Asymmetric aggregation enables red-light CO2 reduction with tunable activity and selectivity by intermolecular electronic coupling

Abstract

Photocatalytic CO2 reduction to value-added chemicals is a promising way to simultaneously mitigate environmental and energy issues. Integrating low-energy red light harvesting, fast charge separation, and robust CO2 activation in a photosystem is a crucial prerequisite for highly efficient CO2 photoreduction but remains a huge challenge. Herein, we constructed an aggregated [Ru(2, 2'-bipyridine)3]Cl2 (denoted as Ru(bpy)3Cl2) photosystem. Various characterizations combining molecular dynamic simulations and theoretical calculations confirm that the electronic coupling between adjacent Ru(bpy)3Cl2 molecules can induce orbital hybridization, thus broadening the light absorption edge to the red light region.

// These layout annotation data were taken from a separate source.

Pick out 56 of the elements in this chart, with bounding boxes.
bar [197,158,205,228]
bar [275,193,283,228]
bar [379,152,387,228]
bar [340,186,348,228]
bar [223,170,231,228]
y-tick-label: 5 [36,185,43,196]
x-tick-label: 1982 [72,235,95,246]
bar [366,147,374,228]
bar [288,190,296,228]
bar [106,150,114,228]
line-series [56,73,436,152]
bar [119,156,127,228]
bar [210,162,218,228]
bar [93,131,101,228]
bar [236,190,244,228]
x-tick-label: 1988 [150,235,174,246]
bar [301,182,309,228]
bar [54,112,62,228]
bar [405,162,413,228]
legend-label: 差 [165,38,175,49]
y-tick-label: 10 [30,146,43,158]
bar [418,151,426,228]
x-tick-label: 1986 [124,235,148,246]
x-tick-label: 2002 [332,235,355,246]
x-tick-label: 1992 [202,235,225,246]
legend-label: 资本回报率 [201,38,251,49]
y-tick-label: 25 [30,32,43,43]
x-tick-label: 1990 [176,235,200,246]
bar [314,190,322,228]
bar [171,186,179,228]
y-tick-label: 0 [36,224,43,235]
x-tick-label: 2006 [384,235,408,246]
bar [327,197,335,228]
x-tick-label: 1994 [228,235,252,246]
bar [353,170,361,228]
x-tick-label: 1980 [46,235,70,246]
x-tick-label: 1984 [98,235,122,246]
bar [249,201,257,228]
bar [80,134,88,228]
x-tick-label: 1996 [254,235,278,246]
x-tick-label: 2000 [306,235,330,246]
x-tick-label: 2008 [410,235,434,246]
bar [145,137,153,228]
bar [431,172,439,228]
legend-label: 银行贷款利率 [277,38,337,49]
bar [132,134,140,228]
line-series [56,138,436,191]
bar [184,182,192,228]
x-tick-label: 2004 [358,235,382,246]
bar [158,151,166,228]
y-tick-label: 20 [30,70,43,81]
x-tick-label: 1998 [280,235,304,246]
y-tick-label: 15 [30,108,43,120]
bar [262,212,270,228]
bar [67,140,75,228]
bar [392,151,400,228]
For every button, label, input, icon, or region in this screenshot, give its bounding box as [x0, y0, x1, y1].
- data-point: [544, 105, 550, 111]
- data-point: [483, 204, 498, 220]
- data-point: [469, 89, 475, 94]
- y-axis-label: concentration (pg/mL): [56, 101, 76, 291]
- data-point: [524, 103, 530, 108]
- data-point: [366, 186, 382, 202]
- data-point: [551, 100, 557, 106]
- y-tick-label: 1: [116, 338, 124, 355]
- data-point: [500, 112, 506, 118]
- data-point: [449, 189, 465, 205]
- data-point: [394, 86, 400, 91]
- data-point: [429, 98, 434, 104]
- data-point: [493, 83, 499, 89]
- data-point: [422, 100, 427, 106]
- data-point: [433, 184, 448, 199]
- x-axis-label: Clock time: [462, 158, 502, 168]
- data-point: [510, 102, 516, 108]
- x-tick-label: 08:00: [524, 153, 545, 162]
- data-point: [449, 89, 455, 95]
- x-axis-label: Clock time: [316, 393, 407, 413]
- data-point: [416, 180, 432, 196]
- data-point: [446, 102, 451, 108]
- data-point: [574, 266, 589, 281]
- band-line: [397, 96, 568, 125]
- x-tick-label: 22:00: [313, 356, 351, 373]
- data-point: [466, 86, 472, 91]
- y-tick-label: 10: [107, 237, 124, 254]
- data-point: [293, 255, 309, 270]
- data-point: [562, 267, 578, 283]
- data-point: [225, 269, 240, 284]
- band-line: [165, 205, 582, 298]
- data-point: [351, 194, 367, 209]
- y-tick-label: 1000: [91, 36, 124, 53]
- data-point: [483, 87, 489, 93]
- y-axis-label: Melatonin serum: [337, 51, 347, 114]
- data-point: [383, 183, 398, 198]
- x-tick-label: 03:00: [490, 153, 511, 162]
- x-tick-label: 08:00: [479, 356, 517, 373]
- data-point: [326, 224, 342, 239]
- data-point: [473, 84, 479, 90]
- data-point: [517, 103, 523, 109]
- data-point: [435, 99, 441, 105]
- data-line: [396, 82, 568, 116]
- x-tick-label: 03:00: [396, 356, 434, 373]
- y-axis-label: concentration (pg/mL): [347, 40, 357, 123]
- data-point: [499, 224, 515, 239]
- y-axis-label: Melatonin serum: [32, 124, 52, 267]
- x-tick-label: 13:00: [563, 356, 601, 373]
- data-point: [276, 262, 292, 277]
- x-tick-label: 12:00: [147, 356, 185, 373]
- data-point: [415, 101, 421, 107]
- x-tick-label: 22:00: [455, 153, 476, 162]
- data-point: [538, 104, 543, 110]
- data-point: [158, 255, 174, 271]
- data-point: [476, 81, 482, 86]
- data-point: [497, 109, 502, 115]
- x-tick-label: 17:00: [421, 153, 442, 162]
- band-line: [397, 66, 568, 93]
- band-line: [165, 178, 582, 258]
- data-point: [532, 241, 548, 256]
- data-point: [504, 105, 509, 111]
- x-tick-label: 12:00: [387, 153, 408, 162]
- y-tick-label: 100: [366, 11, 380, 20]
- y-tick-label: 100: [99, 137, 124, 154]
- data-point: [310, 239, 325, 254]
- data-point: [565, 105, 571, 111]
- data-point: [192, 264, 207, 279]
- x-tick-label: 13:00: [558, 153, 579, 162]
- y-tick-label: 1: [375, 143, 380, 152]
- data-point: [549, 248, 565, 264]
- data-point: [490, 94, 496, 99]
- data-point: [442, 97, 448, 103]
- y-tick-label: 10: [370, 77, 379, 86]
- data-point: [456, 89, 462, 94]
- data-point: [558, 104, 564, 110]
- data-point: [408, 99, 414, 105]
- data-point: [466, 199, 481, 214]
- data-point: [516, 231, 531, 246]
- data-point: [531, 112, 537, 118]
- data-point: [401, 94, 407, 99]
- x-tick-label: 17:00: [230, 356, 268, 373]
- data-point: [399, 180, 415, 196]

Meanwhile, the asymmetric aggregation of Ru(bpy)3Cl2 enables exciton dissociation and charge transfer through a dipole polarization effect. Significantly, this dipole polarization can also upshift the d-orbital of Ni catalytic centers, greatly strengthening the activation of CO2 and lowering the formation energy barrier of COOH* intermediates. Consequently, the apparent quantum yield (AQY) of aggregates for CO2-to-CO reduction reaches 4.2% at 610 nm, significantly higher than the AQYs of other reported photosystems at wavelengths ≥ 600 nm. More importantly, the catalytic efficiency and selectivity of CO2 reduction can be rationally tuned by controlling the aggregated degrees of Ru(bpy)3Cl2. This work highlights the key role of Ru(bpy)3Cl2 aggregation in prompting red-light harvesting and CO2 activation, which may help boost CO2 photoreduction efficiency from a fresh perspective.